The funding will go towards my salary for the next 6 months as well as a travel budget (attending conferences, spending some time in the Bay etc).
Here's a rough breakdown: I need around $64k/y to live comfortably and maximize my productivity (this is roughly half of what I was earning as a senior developer), plus a $8k/y travel budget. I'll be receiving a $28k/y PhD stipend along with a $2k/y travel budget from the UK government starting in October. I'm asking for 6 months worth of funding, meaning funding for the next 3 months before my PhD starts ((64+8)/4=$18k) plus the first 3 months of my PhD ((64+8-28-2)/4=$10.5k). I'm adding an extra 20% to cover the income tax I'll have to pay on this, and an extra 10% as an "unexpected expenses buffer" as LTFF recommends which gets me to $38k.
What is your (team's) track record on similar projects?
I started coding at age 7 and became a senior developer at a tech startup at age 18 where I stayed for 4 years while doing my undergrad. I then switched to alignment research and within 6 months, I submitted to NeurIPS as the second-name author along with people from FHI, CHAI, and FAR AI. I've also taken part in ARENA, AISC, and AGISF, and I've done alignment community building and founded an upskilling group in my city. While at ARENA, I won #1 prize in an Apart AI hackathon for my team's work on accelerated automated circuit discovery.
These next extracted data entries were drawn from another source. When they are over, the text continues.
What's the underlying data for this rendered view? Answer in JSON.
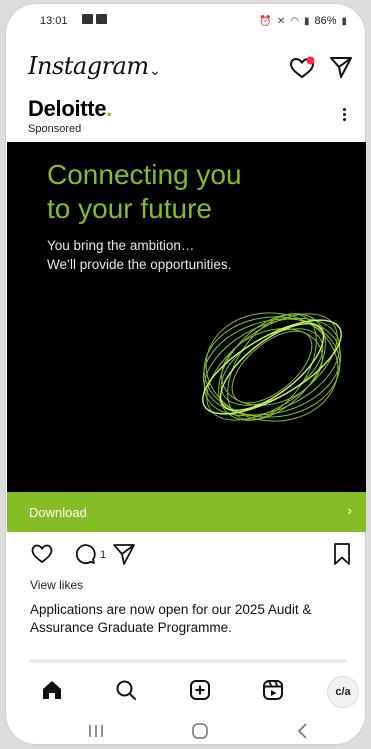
{
  "status_bar": {
    "time": "13:01",
    "battery": "86%"
  },
  "app": {
    "logo": "Instagram",
    "switcher_glyph": "⌄",
    "notification_dot_color": "#ff2d55"
  },
  "post": {
    "account": "Deloitte",
    "account_dot": ".",
    "label": "Sponsored",
    "ad_headline_line1": "Connecting you",
    "ad_headline_line2": "to your future",
    "ad_subline1": "You bring the ambition…",
    "ad_subline2": "We’ll provide the opportunities.",
    "cta_label": "Download",
    "cta_arrow": "›",
    "comment_count": "1",
    "view_likes": "View likes",
    "caption": "Applications are now open for our 2025 Audit & Assurance Graduate Programme."
  },
  "bottom_nav": {
    "avatar_text": "c/a"
  },
  "colors": {
    "brand_green": "#86bc25",
    "ad_background": "#000000"
  },
  "icons": [
    "heart-icon",
    "send-icon",
    "more-icon",
    "comment-icon",
    "bookmark-icon",
    "home-icon",
    "search-icon",
    "create-icon",
    "reels-icon",
    "recents-icon",
    "home-button-icon",
    "back-icon"
  ]
}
How could this project be actively harmful?
Looking for goals and "agency" directly could obviously be dangerous because if you find a robust way to mathematically express something, you could optimize for it. Even if this project doesn't directly get to that point, it might still move us closer to a world where you could directly optimize for agency. It's entirely possible that, if this project succeeds, I won't make the results public and will only share it with specific members of the AI safety community because it could constitute an infohazard. I believe this should mitigate any negative consequences, and I also don't think there's any meaningful alignment research which doesn't generate potential infohazards.
What other funding is this person or project getting?
I'll start receiving $30k/y from the UK government starting in October.